Assumption (A6) and (31), (32) imply that

$$\rho (A^{j+1}(x_{i_j}),A^{j+1}(x_{i_j+1}))\le \varphi (\rho (A^j(x_{i_j}),A^j(x_{i_j+1})))\rho (A^j(x_{i_j}),A^j(x_{i_j+1}))$$

$$\le \varphi (ϵ/Q)\rho (A^j(x_{i_j}),A^j(x_{i_j+1}))$$

and

$$\begin{array}{c}\rho (A^j(x_{i_j}),A^j(x_{i_j+1}))-\rho (A^{j+1}(x_{i_j}),A^{j+1}(x_{i_j+1}))\\ \ge (1-\varphi (ϵ/Q))\rho (A^j(x_{i_j}),A^j(x_{i_j+1}))\ge (1-\varphi (ϵ/Q))ϵ/Q.\end{array}$$

(34)

By (33) and (34),

$$\sum _{i=0}^{q-1}\rho (A^j(x_i),A^j(x_{i+1})-\sum _{i=0}^{q-1}\rho (A^{j+1}(x_i),A^{j+1}(x_{i+1}))\ge (1-\varphi (ϵ/Q))ϵ/Q.$$

(35)

In view of (35),

$$QD\ge \sum _{i=0}^{q-1}\rho (x_i,x_{i+1})$$

$$\ge \sum _{i=0}^{q-1}\rho (x_i,x_{i+1})-\sum _{i=0}^{q-1}\rho (A^p(x_i),A^p(x_{i+1}))$$

$$=\sum _{j=0}^{p-1}(\sum _{i=0}^{q-1}\rho (A^j(x_i),A^j(x_{i+1}))-\sum _{i=0}^{q-1}\rho (A^{j+1}(x_i),A^{j+1}(x_{i+1})))$$

$$\ge pϵQ^{-1}(1-\varphi (ϵ/Q))$$

and

$$p\le {ϵ}^{-1}{Q}^{2}D(1-\varphi (ϵ/Q)).$$

This contradicts (29).
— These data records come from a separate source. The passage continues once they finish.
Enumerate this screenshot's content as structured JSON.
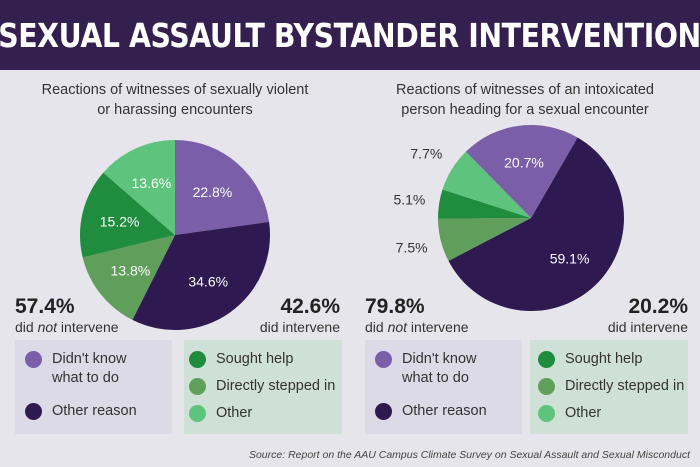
{
  "title": "SEXUAL ASSAULT BYSTANDER INTERVENTION",
  "colors": {
    "header": "#34204f",
    "didnt_know": "#7b5ea8",
    "other_reason": "#2e1a50",
    "sought_help": "#1f8c3e",
    "directly_stepped_in": "#5f9e5b",
    "other": "#5ec37c"
  },
  "legend_not": [
    {
      "label": "Didn't know what to do",
      "line1": "Didn't know",
      "line2": "what to do",
      "color": "#7b5ea8"
    },
    {
      "label": "Other reason",
      "color": "#2e1a50"
    }
  ],
  "legend_did": [
    {
      "label": "Sought help",
      "color": "#1f8c3e"
    },
    {
      "label": "Directly stepped in",
      "color": "#5f9e5b"
    },
    {
      "label": "Other",
      "color": "#5ec37c"
    }
  ],
  "chart_data": [
    {
      "type": "pie",
      "title": "Reactions of witnesses of sexually violent or harassing encounters",
      "title_line1": "Reactions of witnesses of sexually violent",
      "title_line2": "or harassing encounters",
      "slices": [
        {
          "name": "Didn't know what to do",
          "value": 22.8,
          "label": "22.8%",
          "color": "#7b5ea8"
        },
        {
          "name": "Other reason",
          "value": 34.6,
          "label": "34.6%",
          "color": "#2e1a50"
        },
        {
          "name": "Directly stepped in",
          "value": 13.8,
          "label": "13.8%",
          "color": "#5f9e5b"
        },
        {
          "name": "Sought help",
          "value": 15.2,
          "label": "15.2%",
          "color": "#1f8c3e"
        },
        {
          "name": "Other",
          "value": 13.6,
          "label": "13.6%",
          "color": "#5ec37c"
        }
      ],
      "not_intervene": {
        "value": "57.4%",
        "text_pre": "did ",
        "text_em": "not",
        "text_post": " intervene"
      },
      "intervene": {
        "value": "42.6%",
        "text": "did intervene"
      }
    },
    {
      "type": "pie",
      "title": "Reactions of witnesses of an intoxicated person heading for a sexual encounter",
      "title_line1": "Reactions of witnesses of an intoxicated",
      "title_line2": "person heading for a sexual encounter",
      "slices": [
        {
          "name": "Other reason",
          "value": 59.1,
          "label": "59.1%",
          "color": "#2e1a50"
        },
        {
          "name": "Directly stepped in",
          "value": 7.5,
          "label": "7.5%",
          "color": "#5f9e5b"
        },
        {
          "name": "Sought help",
          "value": 5.1,
          "label": "5.1%",
          "color": "#1f8c3e"
        },
        {
          "name": "Other",
          "value": 7.7,
          "label": "7.7%",
          "color": "#5ec37c"
        },
        {
          "name": "Didn't know what to do",
          "value": 20.7,
          "label": "20.7%",
          "color": "#7b5ea8"
        }
      ],
      "not_intervene": {
        "value": "79.8%",
        "text_pre": "did ",
        "text_em": "not",
        "text_post": " intervene"
      },
      "intervene": {
        "value": "20.2%",
        "text": "did intervene"
      }
    }
  ],
  "source": "Source: Report on the AAU Campus Climate Survey on Sexual Assault and Sexual Misconduct"
}
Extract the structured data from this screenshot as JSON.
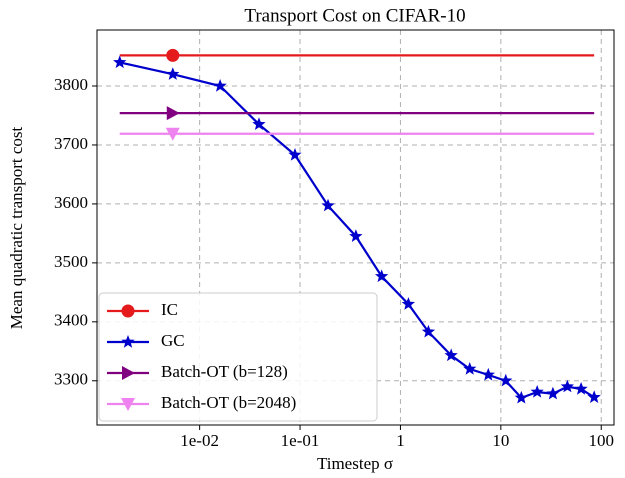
{
  "chart_data": {
    "type": "line",
    "title": "Transport Cost on CIFAR-10",
    "x_label": "Timestep σ",
    "y_label": "Mean quadratic transport cost",
    "xscale": "log",
    "grid": true,
    "legend": "lower left",
    "xlim": [
      0.00095,
      134
    ],
    "ylim": [
      3225,
      3895
    ],
    "xticks": [
      {
        "value": 0.01,
        "label": "1e-02"
      },
      {
        "value": 0.1,
        "label": "1e-01"
      },
      1,
      10,
      100
    ],
    "yticks": [
      3300,
      3400,
      3500,
      3600,
      3700,
      3800
    ],
    "series": [
      {
        "name": "IC",
        "color": "#e41a1c",
        "marker": "circle",
        "markevery": [
          1
        ],
        "x": [
          0.0016,
          0.0054,
          85
        ],
        "values": [
          3852,
          3852,
          3852
        ]
      },
      {
        "name": "GC",
        "color": "#0000cc",
        "marker": "star",
        "x": [
          0.0016,
          0.0054,
          0.016,
          0.039,
          0.089,
          0.19,
          0.36,
          0.65,
          1.2,
          1.9,
          3.2,
          4.9,
          7.5,
          11.2,
          16,
          23,
          33,
          46,
          63,
          85
        ],
        "values": [
          3840,
          3820,
          3800,
          3735,
          3683,
          3597,
          3545,
          3477,
          3430,
          3383,
          3343,
          3320,
          3310,
          3300,
          3271,
          3281,
          3278,
          3290,
          3286,
          3272
        ]
      },
      {
        "name": "Batch-OT (b=128)",
        "color": "#800080",
        "marker": "triangle-right",
        "markevery": [
          1
        ],
        "x": [
          0.0016,
          0.0054,
          85
        ],
        "values": [
          3754,
          3754,
          3754
        ]
      },
      {
        "name": "Batch-OT (b=2048)",
        "color": "#ee82ee",
        "marker": "triangle-down",
        "markevery": [
          1
        ],
        "x": [
          0.0016,
          0.0054,
          85
        ],
        "values": [
          3719,
          3719,
          3719
        ]
      }
    ]
  }
}
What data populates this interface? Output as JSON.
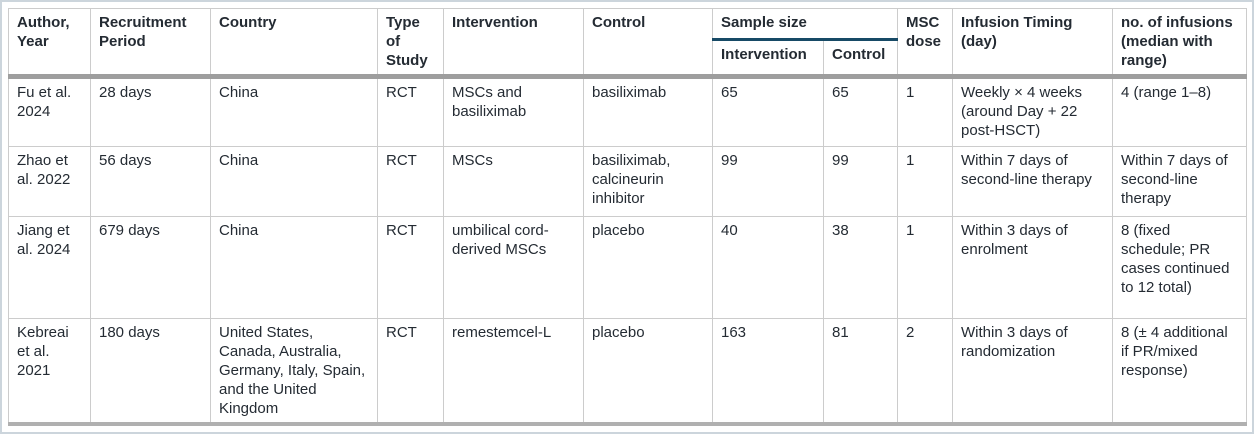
{
  "page": {
    "type": "clinical-studies-characteristics-table"
  },
  "colors": {
    "text": "#242b33",
    "grid_line": "#cccccc",
    "header_separator": "#9e9e9e",
    "sample_size_underline": "#174a66",
    "table_bottom_border": "#b0b0b0",
    "outer_frame": "#ccd5dc"
  },
  "table": {
    "header": {
      "author_year": "Author, Year",
      "recruitment_period": "Recruitment Period",
      "country": "Country",
      "type_of_study": "Type of Study",
      "intervention": "Intervention",
      "control": "Control",
      "sample_size_group": "Sample size",
      "sample_size_intervention": "Intervention",
      "sample_size_control": "Control",
      "msc_dose": "MSC dose",
      "infusion_timing": "Infusion Timing (day)",
      "no_of_infusions": "no. of infusions (median with range)"
    },
    "rows": [
      [
        "Fu et al. 2024",
        "28 days",
        "China",
        "RCT",
        "MSCs and basiliximab",
        "basiliximab",
        "65",
        "65",
        "1",
        "Weekly × 4 weeks (around Day + 22 post-HSCT)",
        "4 (range 1–8)"
      ],
      [
        "Zhao et al. 2022",
        "56 days",
        "China",
        "RCT",
        "MSCs",
        "basiliximab, calcineurin inhibitor",
        "99",
        "99",
        "1",
        "Within 7 days of second-line therapy",
        "Within 7 days of second-line therapy"
      ],
      [
        "Jiang et al. 2024",
        "679 days",
        "China",
        "RCT",
        "umbilical cord-derived MSCs",
        "placebo",
        "40",
        "38",
        "1",
        "Within 3 days of enrolment",
        "8 (fixed schedule; PR cases continued to 12 total)"
      ],
      [
        "Kebreai et al. 2021",
        "180 days",
        "United States, Canada, Australia, Germany, Italy, Spain, and the United Kingdom",
        "RCT",
        "remestemcel-L",
        "placebo",
        "163",
        "81",
        "2",
        "Within 3 days of randomization",
        "8 (± 4 additional if PR/mixed response)"
      ]
    ]
  }
}
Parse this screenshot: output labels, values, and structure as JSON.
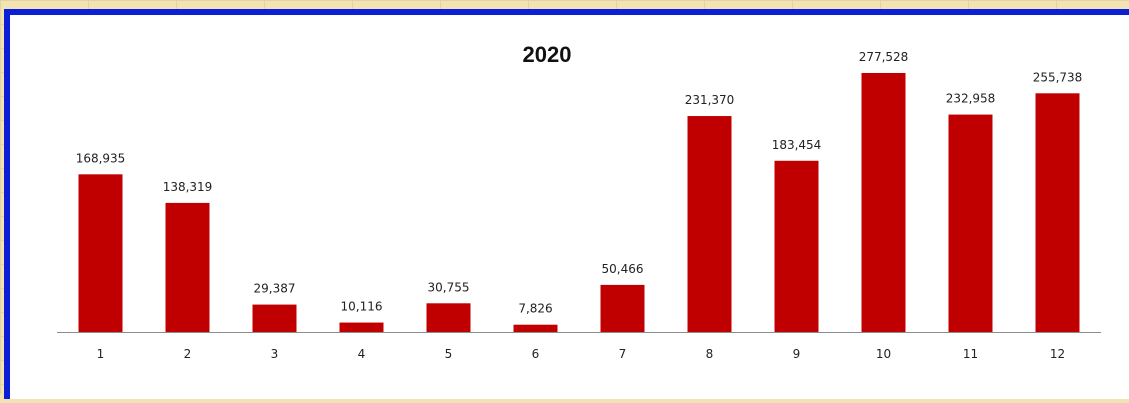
{
  "chart_data": {
    "type": "bar",
    "title": "2020",
    "categories": [
      "1",
      "2",
      "3",
      "4",
      "5",
      "6",
      "7",
      "8",
      "9",
      "10",
      "11",
      "12"
    ],
    "values": [
      168935,
      138319,
      29387,
      10116,
      30755,
      7826,
      50466,
      231370,
      183454,
      277528,
      232958,
      255738
    ],
    "data_labels": [
      "168,935",
      "138,319",
      "29,387",
      "10,116",
      "30,755",
      "7,826",
      "50,466",
      "231,370",
      "183,454",
      "277,528",
      "232,958",
      "255,738"
    ],
    "xlabel": "",
    "ylabel": "",
    "ylim": [
      0,
      300000
    ],
    "grid": false,
    "legend": "none",
    "bar_color": "#c00000"
  },
  "colors": {
    "frame": "#0a1fd6",
    "background": "#f3e3b4"
  }
}
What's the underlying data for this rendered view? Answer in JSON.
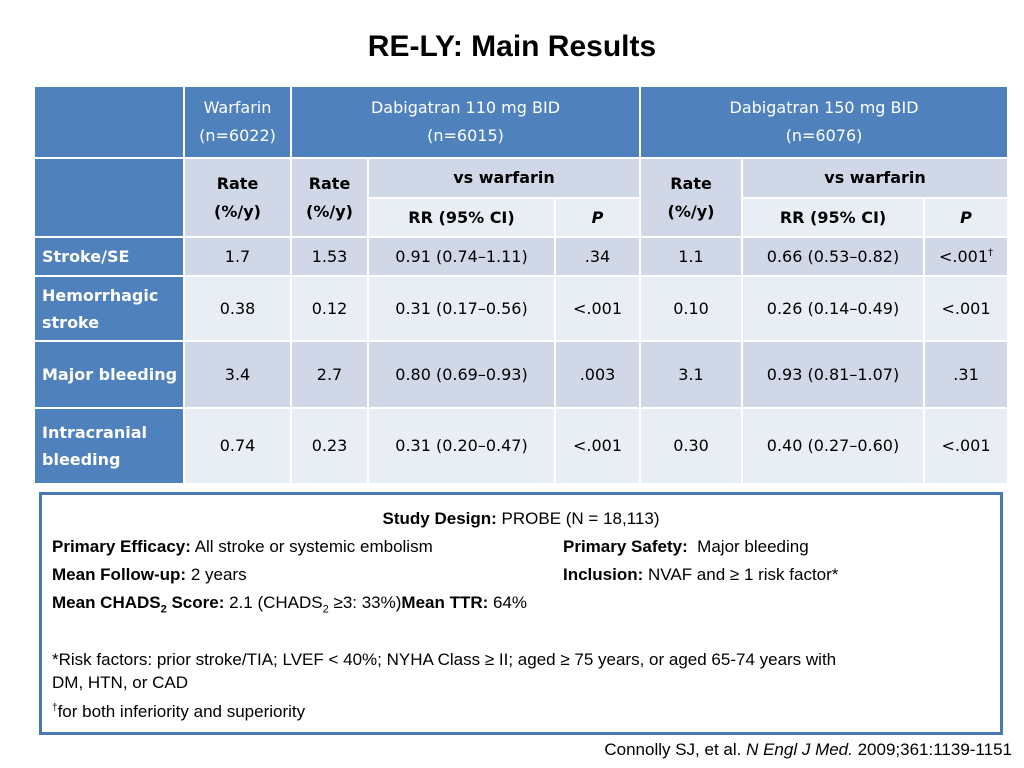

The contradiction we have reached completes the proof of Theorem 3. □

5. Conclusions

In this paper, we study the behaviour of inexact iterates of a self-mapping A of a metric space with a graph. Assuming that A is bounded on bounded sets and that it uniformly converges on bounded sets to a unique fixed point, we show that this convergense is stable under the presence of computational errors. A prototype of our results for self-mappings of a metric space without graphs was obtained in our joint paper with D. Butnariu and S. Reich [5]. It should be mentioned that our results are obtained for a large class of operators. They cover the case when $E(G)=X\times X$, which was considered in [5], the class of nonexpansive mappings $A:\to X$ on a metric space X with graphs satisfying

$$\rho (A(x),A(y))\le \rho (x,y)$$

for each $(x,y)\in E(G)$. This also contains the class of monotone nonexpansive mappings [35,36] and the class of uniformly locally nonexpansive mappings [37].